The documentation shows the noncitizen’s registration was usually revoked years later.
“You could see that gap in time between someone being honest and saying I’m not a U.S. citizen, but I’m filling out this form anyway, getting accepted onto the voter roll, and then some other cleanup—usually the same person again saying I should not be here,” said Churchwell. “Then they only get removed from the roll at that time.”
The data included in the lawsuit was obtained this year through an open records request filed in 2017.“Over 2017 to 2018 we requested these records,” said Churchwell. “We had to file a federal lawsuit because we were denied.”
Churchwell says the foundation is still waiting on hundreds of more documents, especially voter registration forms that were filled out during the current voter registrar Ann Harris Bennett’s term in office.
Her office did not agree to Fox 26’s interview request Monday but did say by phone they were meeting with the county attorney to review the lawsuit.
Her office later sent this statement: “The Harris County Voter Registrar successfully maintains 2.4 million Harris County voter records.
Currently, Harris County residents have until October 5, 2020 to register for this November’s Election. In response to a federal lawsuit settled earlier this year, Registrar Ann Bennett provided nearly seven years of voter records to an Indiana-based organization called the Public Interest Legal Foundation.
“After reviewing these records, the Public Interest Legal Foundation claims an average of approximately 134 applicants per year had some problem related to United States citizenship. All of these applications were caught, and there is no allegation that anyone who is not a citizen is currently registered to vote.
“Nevertheless, this out-of-state organization filed a second lawsuit to ask a state court to order the Registrar to do what she is already doing—assure the integrity of Harris County’s voter records. Tellingly, the organization demands $210,000 in attorney’s fees, despite failing to uncover any evidence that there are currently any non-citizens registered to vote. The Registrar will now take steps to respond to this new case.”
Churchwell says the apparent errors in processing applications could mean deportation for otherwise innocent immigrants who told the truth on their applications.
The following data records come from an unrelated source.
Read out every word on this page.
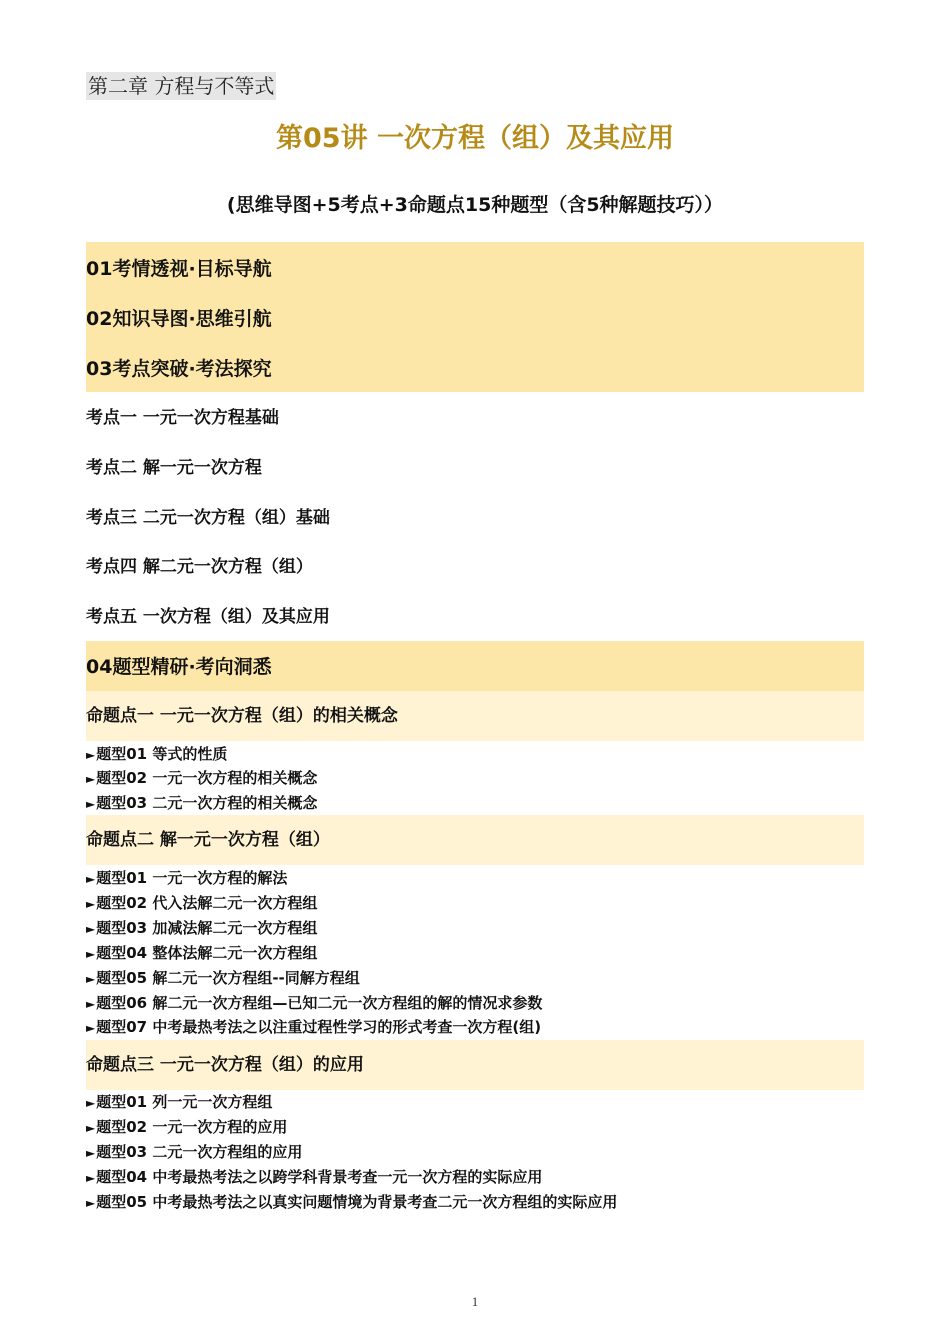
第二章 方程与不等式
第05讲 一次方程（组）及其应用
(思维导图+5考点+3命题点15种题型（含5种解题技巧））
01考情透视·目标导航
02知识导图·思维引航
03考点突破·考法探究
考点一 一元一次方程基础
考点二 解一元一次方程
考点三 二元一次方程（组）基础
考点四 解二元一次方程（组）
考点五 一次方程（组）及其应用
04题型精研·考向洞悉
命题点一 一元一次方程（组）的相关概念
►题型01 等式的性质
►题型02 一元一次方程的相关概念
►题型03 二元一次方程的相关概念
命题点二 解一元一次方程（组）
►题型01 一元一次方程的解法
►题型02 代入法解二元一次方程组
►题型03 加减法解二元一次方程组
►题型04 整体法解二元一次方程组
►题型05 解二元一次方程组--同解方程组
►题型06 解二元一次方程组—已知二元一次方程组的解的情况求参数
►题型07 中考最热考法之以注重过程性学习的形式考查一次方程(组)
命题点三 一元一次方程（组）的应用
►题型01 列一元一次方程组
►题型02 一元一次方程的应用
►题型03 二元一次方程组的应用
►题型04 中考最热考法之以跨学科背景考查一元一次方程的实际应用
►题型05 中考最热考法之以真实问题情境为背景考查二元一次方程组的实际应用
1
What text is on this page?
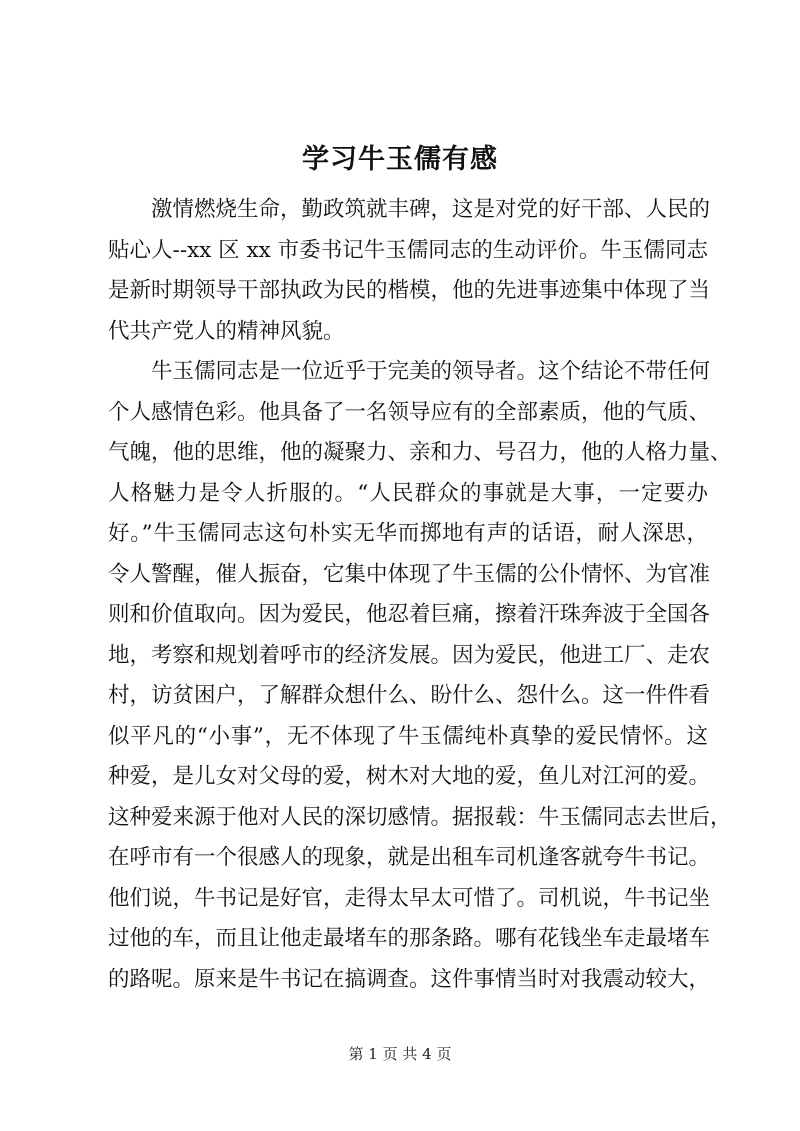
学习牛玉儒有感
激情燃烧生命，勤政筑就丰碑，这是对党的好干部、人民的
贴心人--xx 区 xx 市委书记牛玉儒同志的生动评价。牛玉儒同志
是新时期领导干部执政为民的楷模，他的先进事迹集中体现了当
代共产党人的精神风貌。
牛玉儒同志是一位近乎于完美的领导者。这个结论不带任何
个人感情色彩。他具备了一名领导应有的全部素质，他的气质、
气魄，他的思维，他的凝聚力、亲和力、号召力，他的人格力量、
人格魅力是令人折服的。“人民群众的事就是大事，一定要办
好。”牛玉儒同志这句朴实无华而掷地有声的话语，耐人深思，
令人警醒，催人振奋，它集中体现了牛玉儒的公仆情怀、为官准
则和价值取向。因为爱民，他忍着巨痛，擦着汗珠奔波于全国各
地，考察和规划着呼市的经济发展。因为爱民，他进工厂、走农
村，访贫困户，了解群众想什么、盼什么、怨什么。这一件件看
似平凡的“小事”，无不体现了牛玉儒纯朴真挚的爱民情怀。这
种爱，是儿女对父母的爱，树木对大地的爱，鱼儿对江河的爱。
这种爱来源于他对人民的深切感情。据报载：牛玉儒同志去世后，
在呼市有一个很感人的现象，就是出租车司机逢客就夸牛书记。
他们说，牛书记是好官，走得太早太可惜了。司机说，牛书记坐
过他的车，而且让他走最堵车的那条路。哪有花钱坐车走最堵车
的路呢。原来是牛书记在搞调查。这件事情当时对我震动较大，
第 1 页 共 4 页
“Same thing if someone were to register to vote improperly at the DPS getting a driver’s license,” said Churchwell. “If the DPS wasn’t careful and gave you that voter registration form, then it’s going to cascade into the voter registration system, and it will come back to bite you in the immigration system. But you the end user—the immigrant, whomever—you’re the one that’s going to pay the price, not the people who weren’t doing their jobs correctly.”